"Bringing Families Together"

"Bringing Families Together"

Wednesday, May 19, 2010

Grandparents were best.

D (Children) [2010] EWCA 496 Civ

Appeal by mother against residence order in favour of paternal grandparents following intractable contact dispute. Appeal dismissed.

The case concerned two boys: T, 12 years old, and N, almost 10. Their father had been found by a circuit judge to have sexually abused his stepdaughter, the boys' half-sister. The father throughout claimed his innocence. The mother, who the court said was in every other respect admirable, developed 'a complete obsession' that any contact between the boys and their paternal family was to be avoided. That included their paternal grandparents.

According to expert evidence, the children were were being forced by their mother's obsessional beliefs to accept her belief though they did not believe it themselves. The experts feared for the psychological development of the children and considered that abandoning T to the pressures of his mother's belief system ran the risk of emotionally crippling him so that he would be unable to form trusting relationships with others.

The judge at first instance left the boys with their mother, provided they had regular contact with their grandparents, and the question of contact with their father, which would be indirect initially, could be reconsidered at a later point.
The mother appealed unsuccessfully against the contact order.

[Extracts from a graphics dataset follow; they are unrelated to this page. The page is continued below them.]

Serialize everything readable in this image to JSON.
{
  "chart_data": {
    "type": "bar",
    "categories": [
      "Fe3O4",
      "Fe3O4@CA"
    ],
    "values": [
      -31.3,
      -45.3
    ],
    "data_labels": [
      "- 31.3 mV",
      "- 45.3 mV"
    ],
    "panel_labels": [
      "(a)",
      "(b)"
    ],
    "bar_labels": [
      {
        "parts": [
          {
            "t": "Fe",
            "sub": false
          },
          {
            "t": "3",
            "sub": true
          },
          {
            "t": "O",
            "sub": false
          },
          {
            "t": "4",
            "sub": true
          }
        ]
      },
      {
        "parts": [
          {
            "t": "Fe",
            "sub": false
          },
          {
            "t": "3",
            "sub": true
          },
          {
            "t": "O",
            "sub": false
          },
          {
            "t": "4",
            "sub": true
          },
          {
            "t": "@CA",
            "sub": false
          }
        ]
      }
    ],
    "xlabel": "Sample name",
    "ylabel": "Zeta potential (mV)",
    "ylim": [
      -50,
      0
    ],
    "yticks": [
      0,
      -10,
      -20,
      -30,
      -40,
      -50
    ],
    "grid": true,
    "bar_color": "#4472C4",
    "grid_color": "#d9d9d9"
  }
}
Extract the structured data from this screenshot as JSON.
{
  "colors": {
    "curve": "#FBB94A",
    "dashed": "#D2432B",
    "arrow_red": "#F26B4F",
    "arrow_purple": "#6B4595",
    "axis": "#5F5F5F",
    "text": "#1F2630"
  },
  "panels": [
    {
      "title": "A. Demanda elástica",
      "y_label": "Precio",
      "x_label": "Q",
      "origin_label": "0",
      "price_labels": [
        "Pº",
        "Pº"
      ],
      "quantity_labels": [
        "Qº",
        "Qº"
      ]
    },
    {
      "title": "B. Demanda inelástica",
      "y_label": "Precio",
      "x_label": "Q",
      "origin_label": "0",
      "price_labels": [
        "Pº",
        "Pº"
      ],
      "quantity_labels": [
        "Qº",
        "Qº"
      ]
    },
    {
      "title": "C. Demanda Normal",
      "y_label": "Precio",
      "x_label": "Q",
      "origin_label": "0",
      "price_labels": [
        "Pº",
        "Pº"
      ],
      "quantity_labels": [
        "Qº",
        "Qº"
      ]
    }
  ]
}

Subsequently the judge made a contact order in favour of the father but the mother refused to implement. In default of the mother fulfilling the terms of that order a residence order was granted in favour of the grandparents.

This judgment concerns the mother's application, out of time, for permission to appeal against that order. Wall LJ, considering the exercise of the judge's discretion, says that it was faultless. The judge had conducted a welfare balancing exercise and concluded that placing the children with the grandparents represented the best hope for the children growing up with any degree of normality.